I have become aware more and more that the doctrine of justification by faith affects my marriage – and this, I believe, is profound grace of God. It affects reactions, agendas, and the ability to lead (as a husband). To see this more clearly we must, briefly, look at justification by faith. Justification by faith is the doctrine that holds that whosoever will trust that the rock-solid, perfect righteousness of Christ is the basis for their righteousness before the Father, and trust in no other power, work, or righteousness will receive mercy, forgiveness and a right-standing before God, the judge of the universe. Briefly, that is justification by faith and I believe it has benefits for marriage that are incalculable. Here are a few:

 

  • We are vessels of mercy. Romans 9, as difficult and deep as it is, gives us a glorious truth about those whom God has chosen beforehand – they are vessels of mercy (Rom. 9:23). We were created and fit to receive mercy undeservedly and by no work or exertion of our own (9:16). Being created as vessels of mercy frees us to be givers of mercy. Being forgiven of our debt to God, gives us the ability to free others of debt to us (Matt. 6:12; 18:32; Col. 2:14). Specifically, the doctrine of justification by faith allows us to free our spouses of restrictive and weighty expectations, to forgive our spouse of sins against us, and free them of any debt you hold them to. It is a freeing thing to say to your husband or wife, ‘You do not owe me anything. I love you and by the power of the Spirit of Christ, I will show you mercy, forgiveness and forbearance even when you do not deserve it.’  This may sound nice and seem impossible to actually accomplish. However, we see how it can be through the second benefit.
  • We have been given the gift of contentment. Philippians 4:11, “Not than I am speaking of being in need, for I have learned in whatever situation I am to be content.” Paul, speaking to the Philippians, shows that he has learned contentment so that in whatever situation he is in, whether he has great gain or loss, he is content.

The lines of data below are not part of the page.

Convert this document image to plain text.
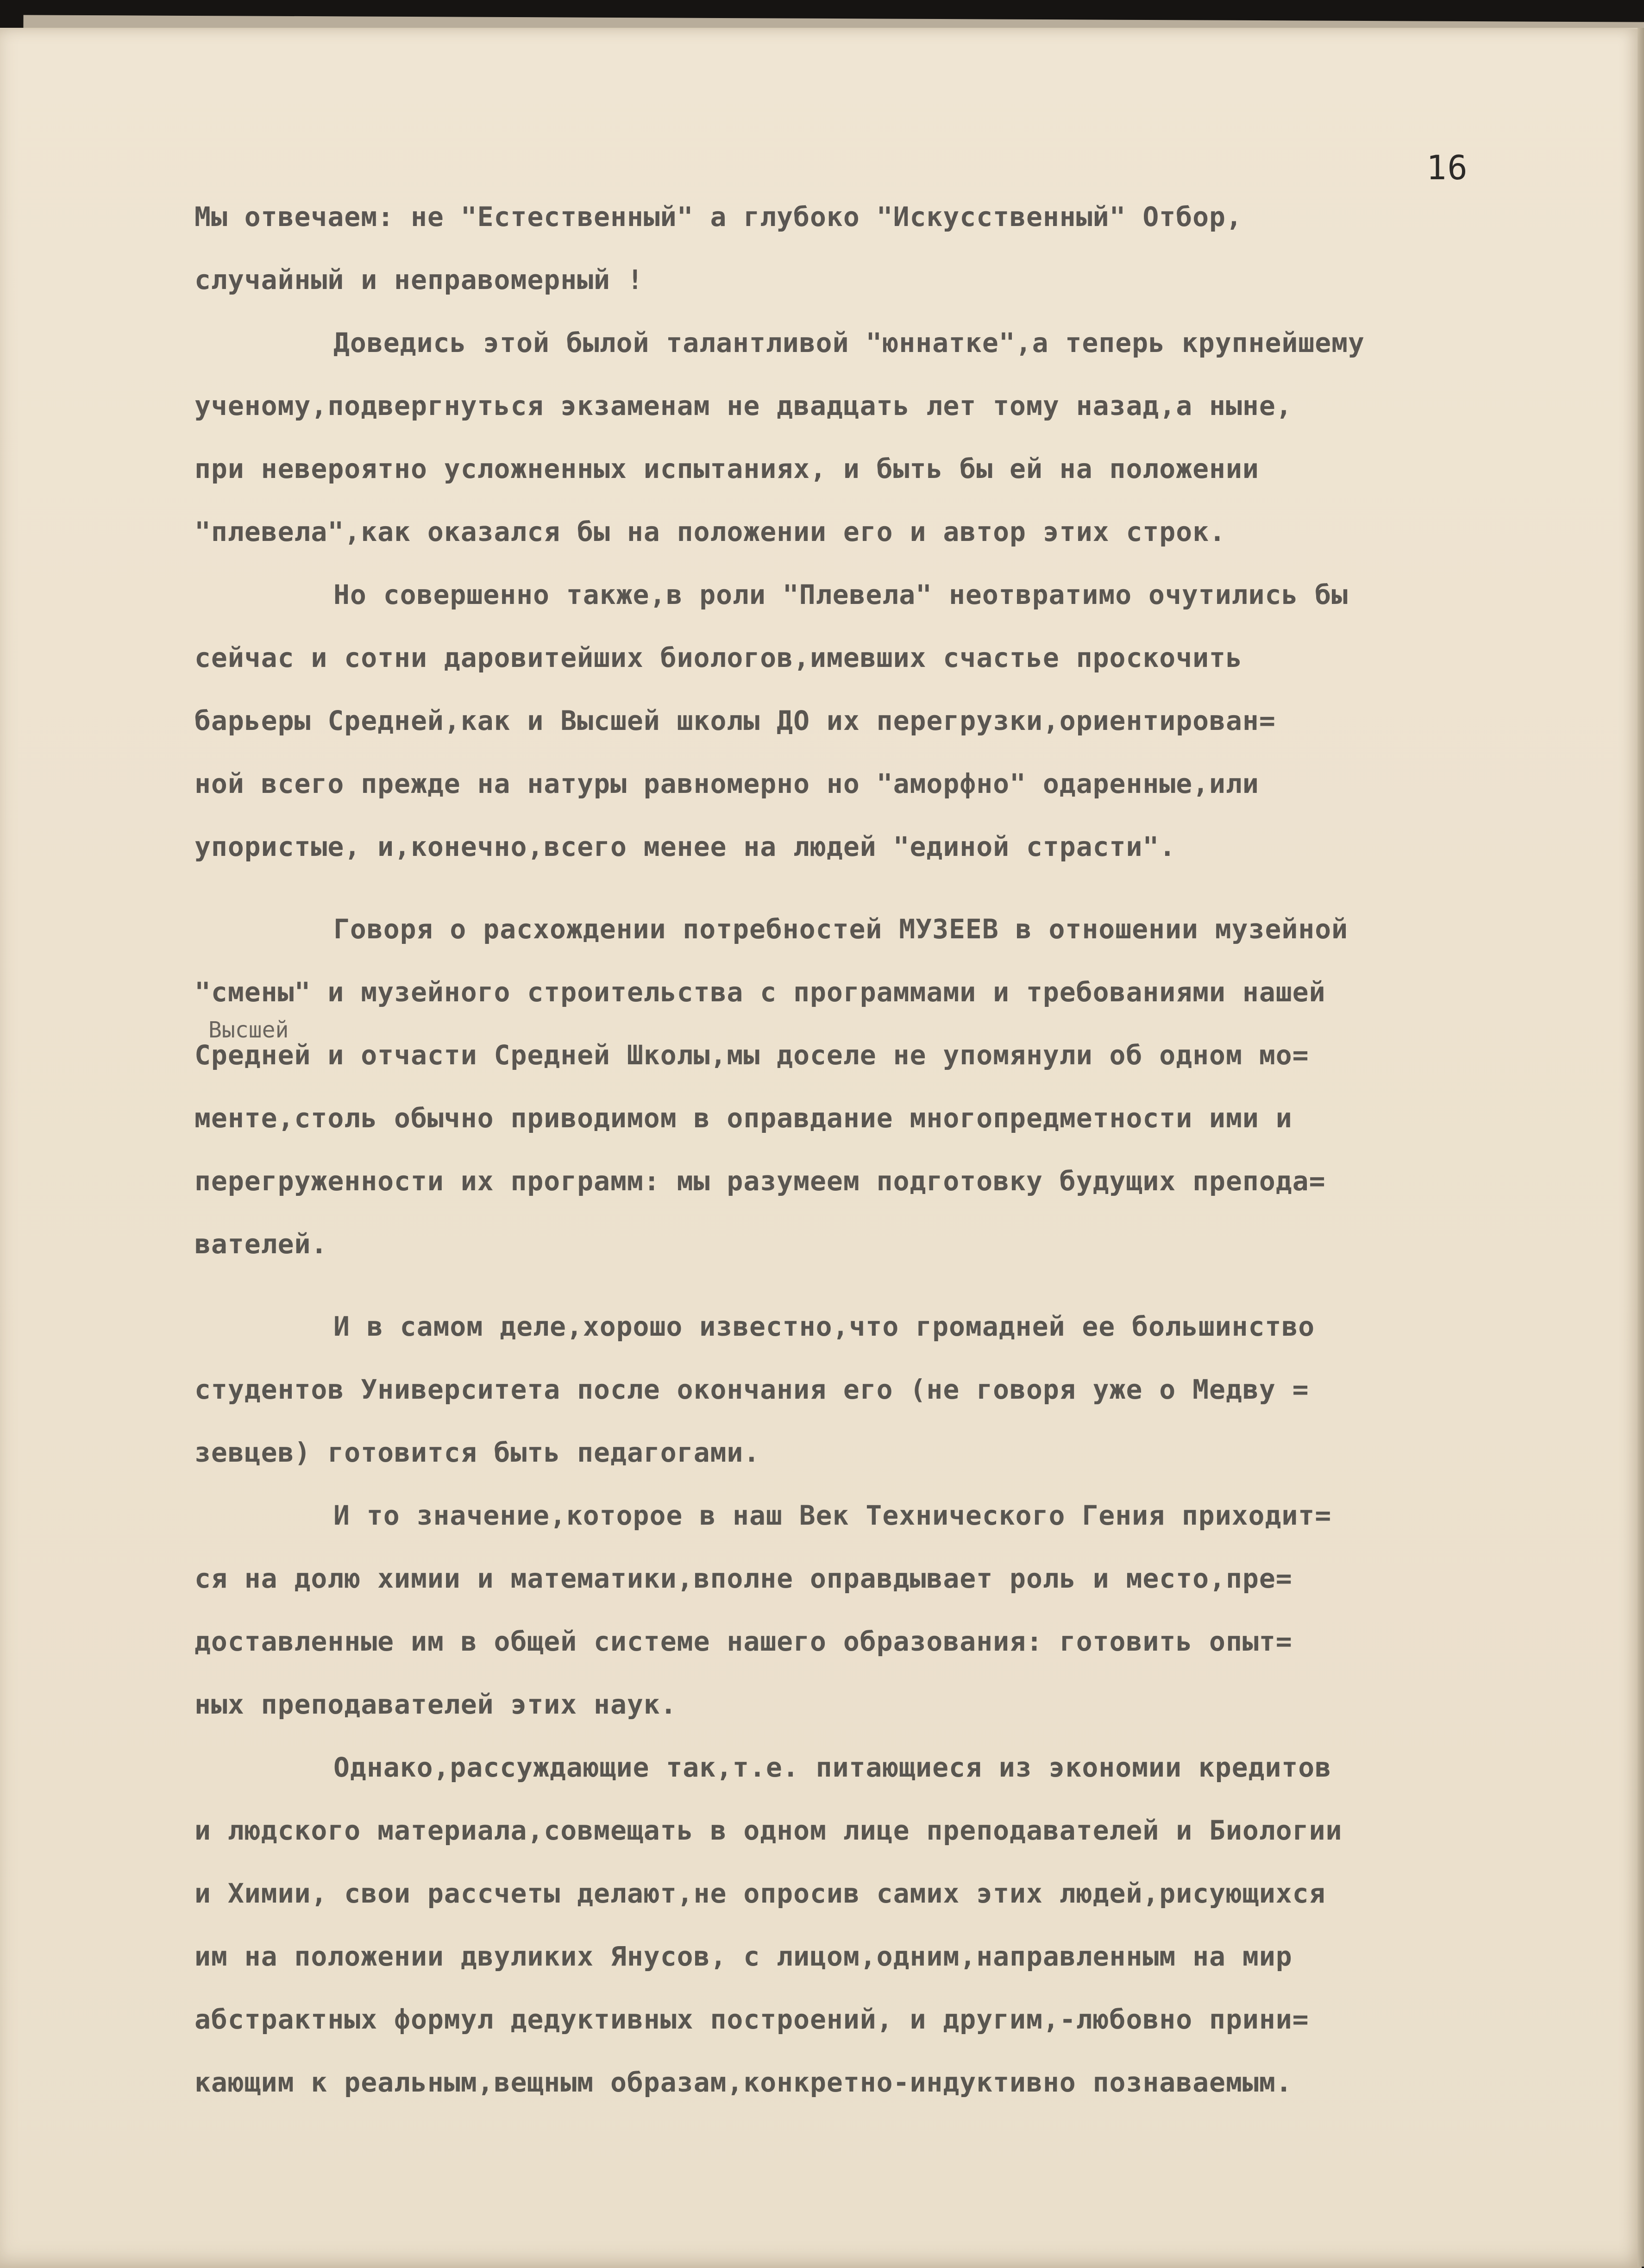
16
Высшей
Мы отвечаем: не "Естественный" а глубоко "Искусственный" Отбор,
случайный и неправомерный !
Доведись этой былой талантливой "юннатке",а теперь крупнейшему
ученому,подвергнуться экзаменам не двадцать лет тому назад,а ныне,
при невероятно усложненных испытаниях, и быть бы ей на положении
"плевела",как оказался бы на положении его и автор этих строк.
Но совершенно также,в роли "Плевела" неотвратимо очутились бы
сейчас и сотни даровитейших биологов,имевших счастье проскочить
барьеры Средней,как и Высшей школы ДО их перегрузки,ориентирован=
ной всего прежде на натуры равномерно но "аморфно" одаренные,или
упористые, и,конечно,всего менее на людей "единой страсти".
Говоря о расхождении потребностей МУЗЕЕВ в отношении музейной
"смены" и музейного строительства с программами и требованиями нашей
Средней и отчасти Средней Школы,мы доселе не упомянули об одном мо=
менте,столь обычно приводимом в оправдание многопредметности ими и
перегруженности их программ: мы разумеем подготовку будущих препода=
вателей.
И в самом деле,хорошо известно,что громадней ее большинство
студентов Университета после окончания его (не говоря уже о Медву =
зевцев) готовится быть педагогами.
И то значение,которое в наш Век Технического Гения приходит=
ся на долю химии и математики,вполне оправдывает роль и место,пре=
доставленные им в общей системе нашего образования: готовить опыт=
ных преподавателей этих наук.
Однако,рассуждающие так,т.е. питающиеся из экономии кредитов
и людского материала,совмещать в одном лице преподавателей и Биологии
и Химии, свои рассчеты делают,не опросив самих этих людей,рисующихся
им на положении двуликих Янусов, с лицом,одним,направленным на мир
абстрактных формул дедуктивных построений, и другим,-любовно прини=
кающим к реальным,вещным образам,конкретно-индуктивно познаваемым.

What is he content in? Has he learned to be resourceful with what little he has at all times? Has he learned to take great joy in the little things of life? No. He has learned to be content only in Christ, whether he has many possessions or none. Just take a look at chapter 3 of Philippians, and you will see that Paul looks at every gain as rubbish compared to knowing Christ (3:4-8). Paul does not take contentment in any possession because they never satisfy the way Christ satisfies. Christ is the satisfying gift we, as justified believers, receive to enjoy forever. This frees us to take highest joy and pleasure in Christ, not in our spouse – a burden they were never meant to carry. We no longer demand what you feel is owed to you by your spouse, because you have all you fully desire in Christ. You are free to love unending and to give mercy where mercy is unthinkable. We should learn, as Paul learned, to be content in Christ for the benefit of our marriage.

Justification by faith has many and great benefits for marriage. To grow love, forbearance, mercy, and kindness in our marriage we should grow in the knowledge of our justification and live it out.